Technological Darwinism—the theory that the best products achieve the broadest adoption—is an urban myth. The disposition of R&D dollars and the content of standards determine, to a large extent, which technologies get a chance to prove themselves. Given this, what effect will the new SP100 wireless standard have?
Inclusion or Exclusion
I recently heard Oak Ridge National Laboratory (ORNL) director Jeffrey Wadsworth talk about the future of R&D at the Department of Energy (DOE) labs. He said that competition for R&D funds now requires that ORNL strive to establish itself as the host for large-scale investment facilities (such as our recently completed Spallation Neutron Source). He suggested that such billion-dollar-plus facilities create a "barrier to entry" for anyone hoping to compete for R&D funds in the area of science enabled by the facility (neutron research in this case).

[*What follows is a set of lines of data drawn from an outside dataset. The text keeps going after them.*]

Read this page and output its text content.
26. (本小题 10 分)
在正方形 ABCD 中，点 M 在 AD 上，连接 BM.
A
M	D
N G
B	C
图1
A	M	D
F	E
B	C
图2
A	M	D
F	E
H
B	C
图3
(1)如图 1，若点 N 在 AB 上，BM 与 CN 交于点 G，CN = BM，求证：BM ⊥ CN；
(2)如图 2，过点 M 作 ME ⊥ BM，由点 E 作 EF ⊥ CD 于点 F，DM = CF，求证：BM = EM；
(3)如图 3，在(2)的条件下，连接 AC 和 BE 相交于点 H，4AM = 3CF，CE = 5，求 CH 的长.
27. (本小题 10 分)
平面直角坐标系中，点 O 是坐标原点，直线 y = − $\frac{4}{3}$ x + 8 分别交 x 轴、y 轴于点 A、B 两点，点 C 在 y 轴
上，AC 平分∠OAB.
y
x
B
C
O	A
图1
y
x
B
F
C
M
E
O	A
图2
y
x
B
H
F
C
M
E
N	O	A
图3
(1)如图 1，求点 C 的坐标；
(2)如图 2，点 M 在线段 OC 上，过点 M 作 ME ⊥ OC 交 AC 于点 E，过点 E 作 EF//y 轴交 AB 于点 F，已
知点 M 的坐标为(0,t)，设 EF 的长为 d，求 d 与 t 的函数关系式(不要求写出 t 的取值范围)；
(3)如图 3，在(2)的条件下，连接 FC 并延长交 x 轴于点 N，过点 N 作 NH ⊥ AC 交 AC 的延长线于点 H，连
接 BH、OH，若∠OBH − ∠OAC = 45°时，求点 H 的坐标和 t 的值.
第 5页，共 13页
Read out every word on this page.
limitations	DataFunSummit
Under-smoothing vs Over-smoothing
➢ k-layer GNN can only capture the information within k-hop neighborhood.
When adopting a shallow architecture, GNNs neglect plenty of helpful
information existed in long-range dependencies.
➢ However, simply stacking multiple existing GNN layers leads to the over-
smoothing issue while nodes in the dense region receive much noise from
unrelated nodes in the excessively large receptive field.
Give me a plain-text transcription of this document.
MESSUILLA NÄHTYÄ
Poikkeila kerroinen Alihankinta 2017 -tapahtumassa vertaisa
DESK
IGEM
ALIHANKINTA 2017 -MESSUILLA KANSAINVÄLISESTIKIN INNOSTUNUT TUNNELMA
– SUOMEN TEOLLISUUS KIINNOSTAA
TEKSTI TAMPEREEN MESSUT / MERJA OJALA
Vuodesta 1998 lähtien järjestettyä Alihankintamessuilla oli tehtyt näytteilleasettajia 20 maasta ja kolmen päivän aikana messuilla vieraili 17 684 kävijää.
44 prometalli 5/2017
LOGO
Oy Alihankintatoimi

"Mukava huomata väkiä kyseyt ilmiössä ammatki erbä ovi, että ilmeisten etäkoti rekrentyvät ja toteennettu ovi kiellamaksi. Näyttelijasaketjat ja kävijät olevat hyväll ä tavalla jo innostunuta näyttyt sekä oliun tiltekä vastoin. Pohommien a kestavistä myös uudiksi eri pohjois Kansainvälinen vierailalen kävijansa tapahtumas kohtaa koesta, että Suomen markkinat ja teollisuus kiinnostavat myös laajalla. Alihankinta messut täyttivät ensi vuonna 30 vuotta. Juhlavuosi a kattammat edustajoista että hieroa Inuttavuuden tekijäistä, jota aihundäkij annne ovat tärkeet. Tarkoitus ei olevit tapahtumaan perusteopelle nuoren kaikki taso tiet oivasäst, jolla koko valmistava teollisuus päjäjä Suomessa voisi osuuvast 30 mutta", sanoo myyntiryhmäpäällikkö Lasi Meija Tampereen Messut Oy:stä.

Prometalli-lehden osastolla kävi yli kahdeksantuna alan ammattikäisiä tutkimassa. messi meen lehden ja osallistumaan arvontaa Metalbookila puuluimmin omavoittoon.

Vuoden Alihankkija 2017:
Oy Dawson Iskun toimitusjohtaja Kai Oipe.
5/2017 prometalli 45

This got me wondering whether standards in general, and SP100 in particular, could inadvertently create a barrier to entry that could reduce competition in the area. When I first started as co-chair of ISA's Wireless Industrial Automation Standard (SP100) Committee, some company representatives seemed to want the standard to be so severe that only companies with large, extensive capabilities could hope to step up.
My customer, the DOE, expects me to encourage ubiquitous deployment of wireless sensor networks—so I don't want to see SP100 create hurdles. My goal is to make sure that the wireless offerings are presented in ways that all stakeholders can determine what they should expect for a given alternative, in a given environment, and for a given application. That is quite different from creating a barrier to entry.